# Noise at low ISO - 5DIII Raw - Lightroom



## Jemlnlx (May 6, 2014)

Hi guys, forgive my ignorance if any but I have shot JPeg in the past and within a year or so I have started shooting majority Raw and converting with AfterShot Pro.

I wanted to play around with Lightroom 5 so I downloaded the free trial. After processing some long shutter night shots (I can post later for reference) I found that the photos were quite noisy, especially in the night/sky areas. Downtown Manhattan Skyline from Jersey City on a cloudy night.

I shot at f/11, ISO 100 with shutters varying from 10sec - 25sec. 5D MkIII w/ 24-70mm v1.

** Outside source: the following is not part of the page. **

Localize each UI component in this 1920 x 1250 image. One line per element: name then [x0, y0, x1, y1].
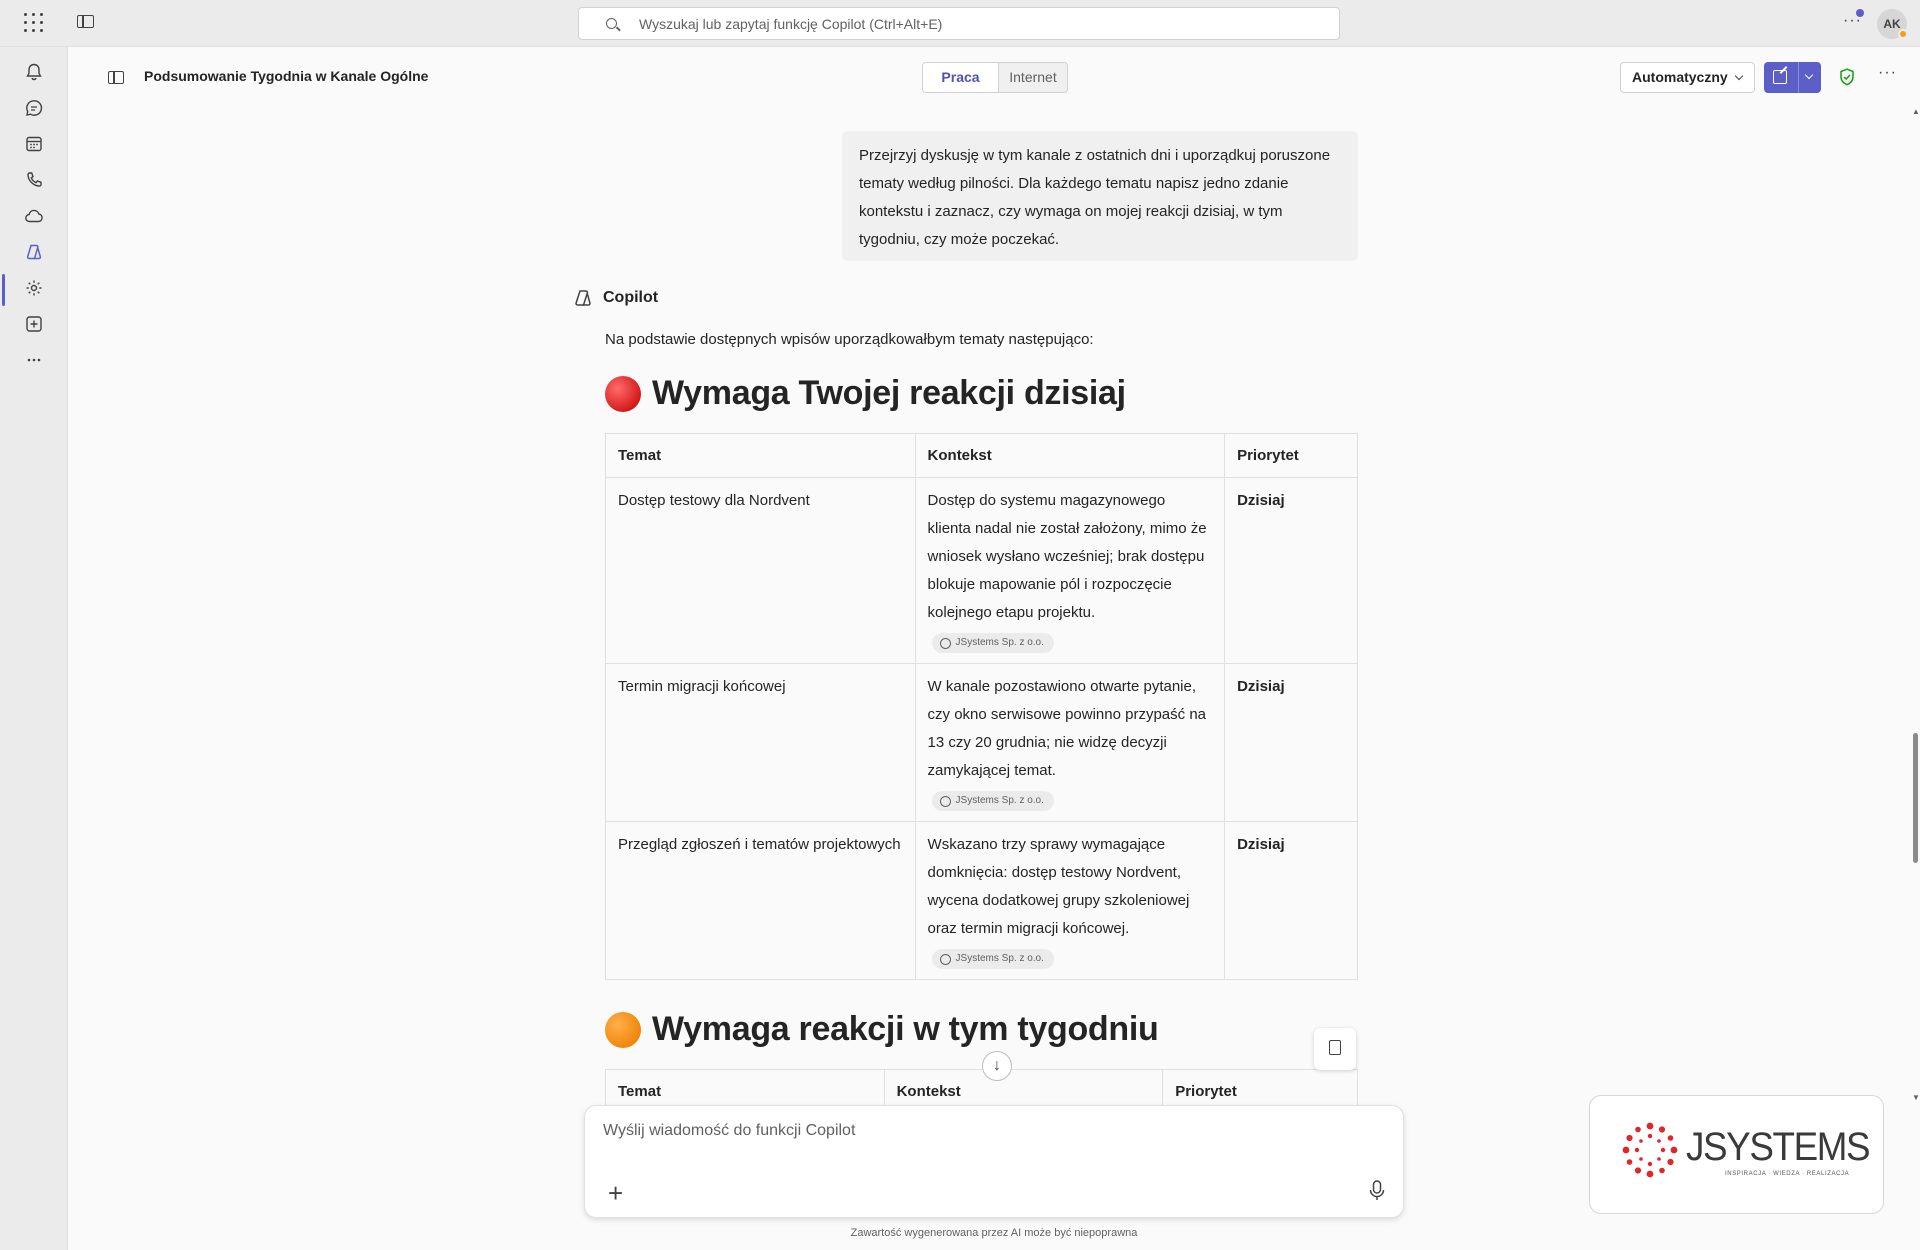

I have a few thoughts on the noise:

I know noise appears in shadowy areas? But at ISO 100?

How much of an impact does the longer shutter play in noise?

I know jpegs are noise reduced in-camera, but the RAW conversion in AfterShot Pro seemed to be fine. Are the Lightroom default noise reduction settings mild?

I did overexpose a bit in Lightroom (I liked the colors) by about 3 stops, which from what I know, does increase noise? But I do not know how much.

I will have to go home and play around more with the noise reduction settings, such as detail. 

Any and all advice/criticism is welcomed...

Jason


----------



## Dylan777 (May 6, 2014)

I'm no expert in LR. 

I believe the only thing that is considered as standard in LR is sharpness(@ +25). You need to play with noise reduction yourself or create presets for certain ISO levels.


----------



## J.R. (May 6, 2014)

Post some pics. As they say a picture is worth a thousand words 

Noise is an inseparable part of photography. With digital more so, and photographing night skies, even more so. Even at ISO 100 you are likely to get noise in photographs. 

NR in LR needs to be added to taste / requirement. Play around with it manually. 

BTW, this paragraph caught my attention. You are pushing the exposure by *3 stops*? That is going to add some really bad noise to the image. You would be better served overexposing slightly in camera and bringing down the exposure in post processing, the noise will get reduced considerably. 



Jemlnlx said:


> I did overexpose a bit in Lightroom (I liked the colors) by about 3 stops, which from what I know, does increase noise?


----------



## Jemlnlx (May 6, 2014)

Thanks for the comments so far...I did see a few references online that say overexposing in post-processing does increase the noise, I just didn't know how bad it should be.

Once I get home, I will throw up a few pics of those processing with AfterShot Pro and Lightroom.

Thanks Again


----------



## Jemlnlx (May 7, 2014)

Last night I played around with the settings in both Lightroom and Aftershot Pro. 

The cause for the noise was partially from the increase in exposure (and some mild highlighting) and also the fact that AfterShot Pro applies a bit more noise reduction than Lightroom. After I lessened the exposure closer to what it was originally shot at and applied noise reduction, the images looked fine.


----------



## LovePhotography (Aug 25, 2014)

The 'Prime' noise reduction feature for noise reduction in DxO9 is quite remarkable.


----------